I've had to stop writing this several times, because my screen became blurry and my keyboard inexplicably damp, but I want to describe it all. At the end, I held her in my arms, Mr. Bsag stroked her, and the vet injected the anaesthetic into her drip line. She slipped imperceptibly and gently over the line between life and death. We took her home and found a nice spot under a hawthorn tree in our garden, surrounded now by hellebores and celandines -- a place that we can see from our kitchen window. We dug a hole in the rain, then went inside where she was lying on the sofa in her favourite place. Gently, we curled her into her favourite sleeping posture, with her tail wrapped tightly around and her back paws touching her nose, said goodbye and wrapped her in a blanket. It was such a small hole, because she was a tiny cat with a huge presence. A paving slab and a bowl of primroses marks the spot.

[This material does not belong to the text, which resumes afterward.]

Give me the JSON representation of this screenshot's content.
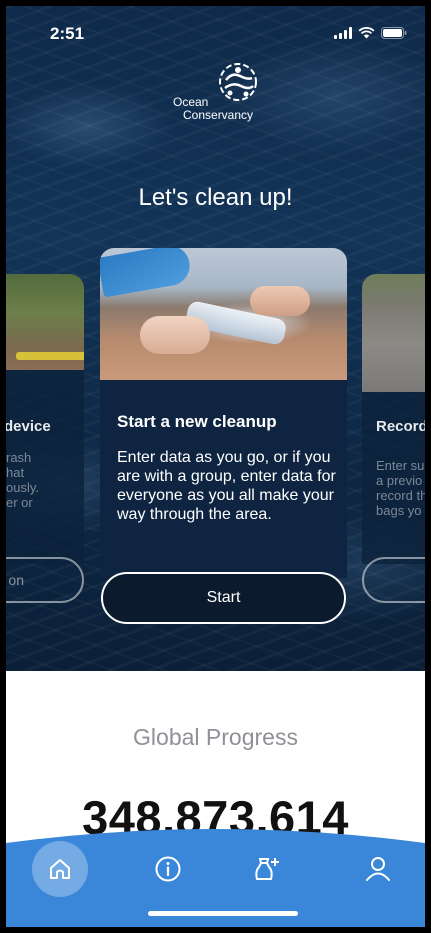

Some of you may be thinking, "What a lot of fuss -- it's just a cat." But I'm not a species-ist. I try to take every organism on its own merits. I like some animals more than some humans and some humans more than some animals. Cleo had a big, positive impact on both of our lives. She gave as good as she got, and as when a special human dies, we find that the enormity of her absence is overwhelming. We keep expecting to hear the thud of her jumping off the windowsill in our bedroom and hurtling downstairs with a greeting call, or jumping up on to the sofa to snuggle up. I still stop at the top of the stairs, waiting for her to rush past me, stop and stretch across the second step, then carry on. And there's a cat-shaped nothing in front of my screen.
We're trying to remember her when she was healthy and happy. The picture above turned out to be the last that I took of her, but we have hundreds of others (you can see a small selection here. I think that she had a happy, comfortable life with us, though it was far too short. And she made us happy out of all proportion to the length of time that we knew her.
'Bye kittly -- we loved you.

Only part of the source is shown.